Tüm sorunları bildiklerini, çözüme yönelik projelerinin de hazır olduğunu belirten Bankoğlu, kilitin 14 Mayıs’ta açılacağına olan inancını dile getirirken, “Geziyoruz, konuşuyoruz, soruyoruz. Hemşehrilerimiz illallah etmiş, ‘Tezkere bekleyen asker gibi gün sayıyoruz’ diyen oldu. Bu ülke, bu millet başına gelen bu dertleri ve sıkıntıları hak etmiyor. 14 Mayıs’tan sonra ne konuşacağımıza halkımız karar verecek ve hepimiz de saygı duyacağız” dedi.
Bankoğlu, İl Başkanı Selim Karakaş, Kadın Kolları Başkanı Fatma Mazhar ile Gençlik Kolları Başkanı Tolga Küçükyılmaz ve Parti örgütü temsilcileriyle birlikte Saadet Partisi İl Başkanı Mücahit Mekeç ve Saadet Partililerin de katılımıyla Fırınlı, Güzelcehisar ve Karasu köylerinde temaslarda bulundu. Heyet, gerçekleştirdikleri ev ziyaretlerinde ve kıraathanelerdeki sohbetlerde vatandaşlarla hem yerel hem de ülke genelini ilgilendiren sıkıntılar hakkında vatandaşlarla fikir alış verişinde bulundu.
14 Mayıs’ta iktidara gelmeleri durumunda ilk 100 günde yapacakları acil uygulamaları ve Millet İttifakı ortakları olarak uzun çalışmalar sonucu belirledikleri politikaları anlatan CHP Bartın Milletvekili Bankoğlu, öncelikli işlerinin hukuksuz olarak yapılan tüm uygulamaları ortaya çıkartmak olduğunu söyledi.
“418 milyar doları bulun size geri vermek istiyoruz”
Bankoğlu, “Hesap vermekten korkmayan, şeffaf bir yönetime ihtiyaç olduğu muhakkak. Harun gibi gelip Karun olanları bir bir göreceğiz. Kimlerin bal tutup parmağını yaladığını hatta şeker komasına girdiğini göreceğiz. Düşünsenize 418 milyar dolarınız çalınmış. İşte onu bulup size geri vermeye geliyoruz” dedi.

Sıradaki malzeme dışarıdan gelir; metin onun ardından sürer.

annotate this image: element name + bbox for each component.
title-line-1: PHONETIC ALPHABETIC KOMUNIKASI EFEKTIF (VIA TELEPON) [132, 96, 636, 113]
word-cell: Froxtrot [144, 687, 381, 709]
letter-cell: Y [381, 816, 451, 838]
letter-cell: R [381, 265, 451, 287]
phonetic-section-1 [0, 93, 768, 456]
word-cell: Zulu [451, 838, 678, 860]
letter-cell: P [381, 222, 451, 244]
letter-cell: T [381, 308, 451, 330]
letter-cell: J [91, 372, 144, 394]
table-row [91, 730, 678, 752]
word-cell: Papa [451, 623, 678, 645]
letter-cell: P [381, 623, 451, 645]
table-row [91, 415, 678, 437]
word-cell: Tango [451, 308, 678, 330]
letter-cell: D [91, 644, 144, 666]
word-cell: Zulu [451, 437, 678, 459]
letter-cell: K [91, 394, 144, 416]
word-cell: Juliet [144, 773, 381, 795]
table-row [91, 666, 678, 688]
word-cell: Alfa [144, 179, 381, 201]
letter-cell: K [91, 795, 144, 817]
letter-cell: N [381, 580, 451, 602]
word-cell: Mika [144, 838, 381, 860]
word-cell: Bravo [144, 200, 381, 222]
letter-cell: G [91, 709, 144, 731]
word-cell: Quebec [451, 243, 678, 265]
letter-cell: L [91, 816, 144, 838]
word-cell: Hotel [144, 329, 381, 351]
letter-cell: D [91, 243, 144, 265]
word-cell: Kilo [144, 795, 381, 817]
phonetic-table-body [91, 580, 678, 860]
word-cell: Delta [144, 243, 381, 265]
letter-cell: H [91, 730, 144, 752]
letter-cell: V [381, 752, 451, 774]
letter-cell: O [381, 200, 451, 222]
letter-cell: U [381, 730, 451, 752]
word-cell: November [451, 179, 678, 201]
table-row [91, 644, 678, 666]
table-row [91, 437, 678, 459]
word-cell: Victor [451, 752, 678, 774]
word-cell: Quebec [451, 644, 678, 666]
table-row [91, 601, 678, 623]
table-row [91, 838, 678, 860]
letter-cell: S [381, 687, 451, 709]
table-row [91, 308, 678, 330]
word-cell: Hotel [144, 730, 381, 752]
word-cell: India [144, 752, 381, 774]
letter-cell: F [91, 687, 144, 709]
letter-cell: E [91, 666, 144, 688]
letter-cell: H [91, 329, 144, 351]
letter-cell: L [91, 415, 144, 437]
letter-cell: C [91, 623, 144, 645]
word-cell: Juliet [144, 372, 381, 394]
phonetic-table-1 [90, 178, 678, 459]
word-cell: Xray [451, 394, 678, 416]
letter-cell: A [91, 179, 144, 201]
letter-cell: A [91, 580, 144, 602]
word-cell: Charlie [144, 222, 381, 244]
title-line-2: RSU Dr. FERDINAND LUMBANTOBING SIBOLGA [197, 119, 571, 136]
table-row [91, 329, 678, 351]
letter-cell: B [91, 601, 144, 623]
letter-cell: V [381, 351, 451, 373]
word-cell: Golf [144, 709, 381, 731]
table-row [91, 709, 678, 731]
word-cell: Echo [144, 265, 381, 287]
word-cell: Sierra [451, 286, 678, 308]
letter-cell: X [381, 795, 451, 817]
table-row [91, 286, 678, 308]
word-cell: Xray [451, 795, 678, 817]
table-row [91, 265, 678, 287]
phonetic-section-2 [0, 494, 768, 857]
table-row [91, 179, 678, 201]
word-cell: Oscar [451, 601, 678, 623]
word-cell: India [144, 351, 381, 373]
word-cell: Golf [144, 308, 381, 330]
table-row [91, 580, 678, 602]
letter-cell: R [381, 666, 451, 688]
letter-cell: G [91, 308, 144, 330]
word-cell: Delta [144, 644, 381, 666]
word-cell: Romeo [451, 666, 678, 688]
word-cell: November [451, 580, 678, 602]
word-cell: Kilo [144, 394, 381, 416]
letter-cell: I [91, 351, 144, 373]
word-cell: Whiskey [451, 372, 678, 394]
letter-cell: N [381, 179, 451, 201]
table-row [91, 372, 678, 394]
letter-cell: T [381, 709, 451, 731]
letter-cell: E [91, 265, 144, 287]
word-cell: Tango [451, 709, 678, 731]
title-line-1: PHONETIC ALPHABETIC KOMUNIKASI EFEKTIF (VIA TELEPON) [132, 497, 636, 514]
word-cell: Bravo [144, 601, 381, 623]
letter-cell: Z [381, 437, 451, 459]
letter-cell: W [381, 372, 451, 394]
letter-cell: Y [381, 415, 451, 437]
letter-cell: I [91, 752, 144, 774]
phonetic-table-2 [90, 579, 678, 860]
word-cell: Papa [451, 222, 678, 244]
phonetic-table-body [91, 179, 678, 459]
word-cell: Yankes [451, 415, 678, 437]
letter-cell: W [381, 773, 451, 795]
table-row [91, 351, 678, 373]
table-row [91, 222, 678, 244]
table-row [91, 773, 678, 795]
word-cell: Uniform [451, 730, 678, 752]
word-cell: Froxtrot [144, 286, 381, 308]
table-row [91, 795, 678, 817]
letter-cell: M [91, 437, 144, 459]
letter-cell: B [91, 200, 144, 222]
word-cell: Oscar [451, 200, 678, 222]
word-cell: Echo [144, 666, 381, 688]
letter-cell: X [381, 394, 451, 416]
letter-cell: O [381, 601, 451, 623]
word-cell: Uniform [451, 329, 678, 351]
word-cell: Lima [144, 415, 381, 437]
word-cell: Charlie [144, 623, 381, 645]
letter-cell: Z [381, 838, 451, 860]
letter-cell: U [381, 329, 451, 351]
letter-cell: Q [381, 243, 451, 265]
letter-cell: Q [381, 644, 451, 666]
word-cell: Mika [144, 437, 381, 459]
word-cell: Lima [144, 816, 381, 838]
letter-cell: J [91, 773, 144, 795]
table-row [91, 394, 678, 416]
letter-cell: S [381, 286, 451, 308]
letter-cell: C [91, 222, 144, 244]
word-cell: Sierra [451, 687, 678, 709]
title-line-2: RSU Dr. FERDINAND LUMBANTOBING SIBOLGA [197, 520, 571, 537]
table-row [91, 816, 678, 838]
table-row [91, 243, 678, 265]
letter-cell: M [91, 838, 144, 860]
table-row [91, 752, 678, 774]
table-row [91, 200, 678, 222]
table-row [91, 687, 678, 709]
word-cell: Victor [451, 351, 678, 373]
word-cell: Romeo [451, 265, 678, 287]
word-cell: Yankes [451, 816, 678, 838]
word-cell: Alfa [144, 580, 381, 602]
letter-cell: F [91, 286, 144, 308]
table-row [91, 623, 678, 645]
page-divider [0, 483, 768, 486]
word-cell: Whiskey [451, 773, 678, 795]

Açlık sınırının 10 bin TL’ye, yoksulluk sınırının 34 bin TL’ye dayandığını, bu utanç verici tablo karşısında hükümetin saz çalıp türkü söyleyerek halkın önüne çıktığını savunan Bankoğlu, sözlerini şöyle sürdürdü:
“Merkez’e bağlı Fırınlı köyüne yaptığımız ziyarette ‘haliniz nicedir’ diye sorduk. Hemşehrilerim ‘Yeni hükümet döneminde emekliler, kadınlar ve gençler için ne yapılacağını bir de sen anlat’ dediler. Milletimiz de biz de biliyoruz ki; küçük bir kesimin mutlu olduğu, kalanın yaşam derdine düştüğü toplumların iki yakası bir araya gelmiyor.
“Milletin istediği buysa…”
Bu işlere damat, dünür, ağabey, enişte diye başladınız mı ne hak, hukuk kalır ne de adalet. Kendi bakanı olduğu kuruma kocasından mal alan mı ararsınız, Kızılay’ın çadırını deprem bölgesine göndermeyip STK’lara satan mı istersiniz, bacısını genel müdür, karısını akademisyen, kardeşini yönetim kurulu üyesi atayan üçer dörder maaşlı kişiler mi istersiniz? Milletin istediği buysa durmasın yola devam etsinler.
“Ne konuşacağımıza halkımız karar verecek”
Geziyoruz, konuşuyoruz, soruyoruz. Hemşehrilerimiz illallah etmiş, ‘Tezkere bekleyen asker gibi gün sayıyoruz’ diyen oldu. Bu ülke, bu millet başına gelen bu dertleri, bu sıkıntıları hak etmiyor. ‘21.yüzyılda nasıl insan gibi yaşarız’ diye değil ‘tarımda, eğitimde, teknolojide nasıl daha başarılı oluruz’ diye konuşuyor olmamız gerekirdi. 14 Mayıs’tan sonra ne konuşacağımıza halkımız karar verecek ve hepimiz de saygı duyacağız.”